The remaining four were students were reported feeling symptoms and were tested. These four lived off campus.
Duke said of the 52 positive cases it’s had, 44 have already been cleared to return to campus.
Click here for the university’s dashboard.
The university required anyone returning to campus this fall to be tested for the virus. In addition to the mandatory arrival testing, Duke officials say all students are required to participate in the university’s pooled testing program
North Carolina State University reports a total of 907 COVID-19 cases on their campus. Those cases were counted from Aug. 11 to Aug. 31. Of those positive cases, 871 were in students. This is out of a total of 7,895 tests, according to the university.
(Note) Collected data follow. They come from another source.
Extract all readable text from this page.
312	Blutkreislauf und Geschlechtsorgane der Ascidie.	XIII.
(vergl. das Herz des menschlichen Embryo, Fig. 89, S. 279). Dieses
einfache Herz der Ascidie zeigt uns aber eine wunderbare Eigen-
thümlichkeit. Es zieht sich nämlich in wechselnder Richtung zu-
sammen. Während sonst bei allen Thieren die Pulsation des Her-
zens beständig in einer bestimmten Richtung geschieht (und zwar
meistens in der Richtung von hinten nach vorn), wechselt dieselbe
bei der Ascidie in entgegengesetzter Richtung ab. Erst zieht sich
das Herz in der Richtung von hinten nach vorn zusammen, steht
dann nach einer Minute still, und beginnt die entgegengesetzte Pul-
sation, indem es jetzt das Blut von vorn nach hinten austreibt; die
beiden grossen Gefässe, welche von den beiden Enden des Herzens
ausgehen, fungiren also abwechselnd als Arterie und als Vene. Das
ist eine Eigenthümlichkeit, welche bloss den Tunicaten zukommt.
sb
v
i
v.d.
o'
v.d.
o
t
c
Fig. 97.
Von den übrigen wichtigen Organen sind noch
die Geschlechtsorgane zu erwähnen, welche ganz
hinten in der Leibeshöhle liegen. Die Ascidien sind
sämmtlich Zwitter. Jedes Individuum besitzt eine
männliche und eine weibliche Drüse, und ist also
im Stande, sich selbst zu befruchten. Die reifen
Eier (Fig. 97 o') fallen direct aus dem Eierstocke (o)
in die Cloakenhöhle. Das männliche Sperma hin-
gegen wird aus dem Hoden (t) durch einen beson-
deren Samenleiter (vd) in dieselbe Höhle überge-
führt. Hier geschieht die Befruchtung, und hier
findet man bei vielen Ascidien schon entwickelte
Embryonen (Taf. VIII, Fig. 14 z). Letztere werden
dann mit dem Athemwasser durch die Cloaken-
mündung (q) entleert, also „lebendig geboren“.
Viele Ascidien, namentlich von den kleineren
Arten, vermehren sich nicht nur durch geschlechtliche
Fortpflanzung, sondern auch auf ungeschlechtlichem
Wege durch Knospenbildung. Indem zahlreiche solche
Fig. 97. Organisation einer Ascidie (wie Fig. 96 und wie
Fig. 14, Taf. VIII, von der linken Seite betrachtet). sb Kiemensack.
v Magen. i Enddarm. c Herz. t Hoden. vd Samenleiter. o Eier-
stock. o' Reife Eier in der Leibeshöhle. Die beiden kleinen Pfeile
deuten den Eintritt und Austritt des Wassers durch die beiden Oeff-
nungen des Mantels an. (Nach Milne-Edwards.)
The rise in cases shortly after the start of the school year, resulted in the university’s decision to move undergraduate courses online and students out of residence halls.
At UNC-Chapel Hill, administrators reported 1,145 COVID-19 cases since February. Of those, 1,085 were found in students. The university’s dashboard showed about 946 of those cases in students were reported after Aug. 3. These cases come from a total of 5,289 tests.
The dashboard indicated these numbers were last updated Sept. 3.
University administrators chose to move all classes online shortly after the start of the fall semester. The university also asked all students who could move out of the residents hall to do so.